Norinchukin has become one of the largest buyers of the $750 billion global CLO market.
Bloomberg recently reported that the agriculture bank started to decrease CLO purchases in Q2 after Japanese authorities tightened financial regulations.
"The drop in Norinchukin's exposure was due to the volume of products maturing exceeding the amount of purchases during the quarter, at a time when there was a lack of attractive new deals," the sources told Bloomberg.
Sources also said the bank's CLO buying spree has likely slowed for now -- mostly because its $586 billion asset portfolio has a 13% total exposure to risky credit.

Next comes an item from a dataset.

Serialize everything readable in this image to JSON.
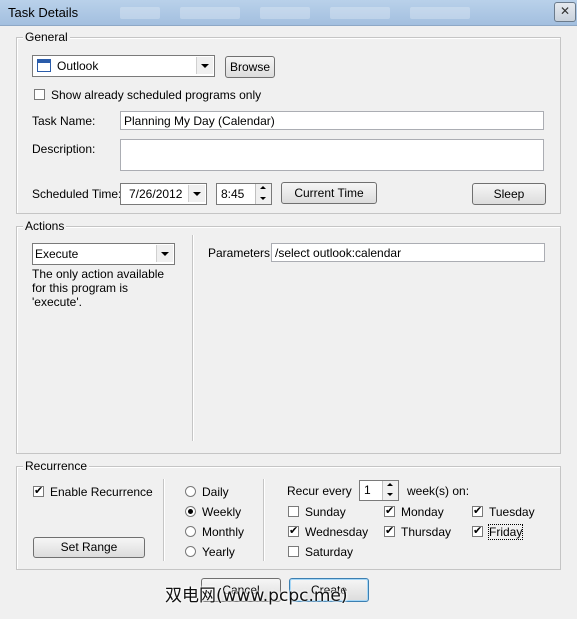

Norinchukin's massive CLO purchases have been critical drivers in the US and European CLO markets in the last year.
Sources said the bank saved the US leveraged loan market from completely seizing up in December 2018.
Norinchukin's reduced CLO purchases and the risk of a global recession in 2020, could be some of the reasons why monthly returns of US double-B CLO bonds have plunged.
Also, Norinchukin's pullback in CLO demand could be another reason why CLO new insurances dropped in Q3.
Between the chaos in the repo markets, now tamped down by the promise of endless liquidity from NYFRB, and the ongoing scare in the critical-for-junk-demand CLO market is mainly due to the world's CLO whales [Japanese banks] pulling back on purchases. These banks own 15% of outstanding CLOs globally.
Is a Japanese tsunami out of CLOs nearing?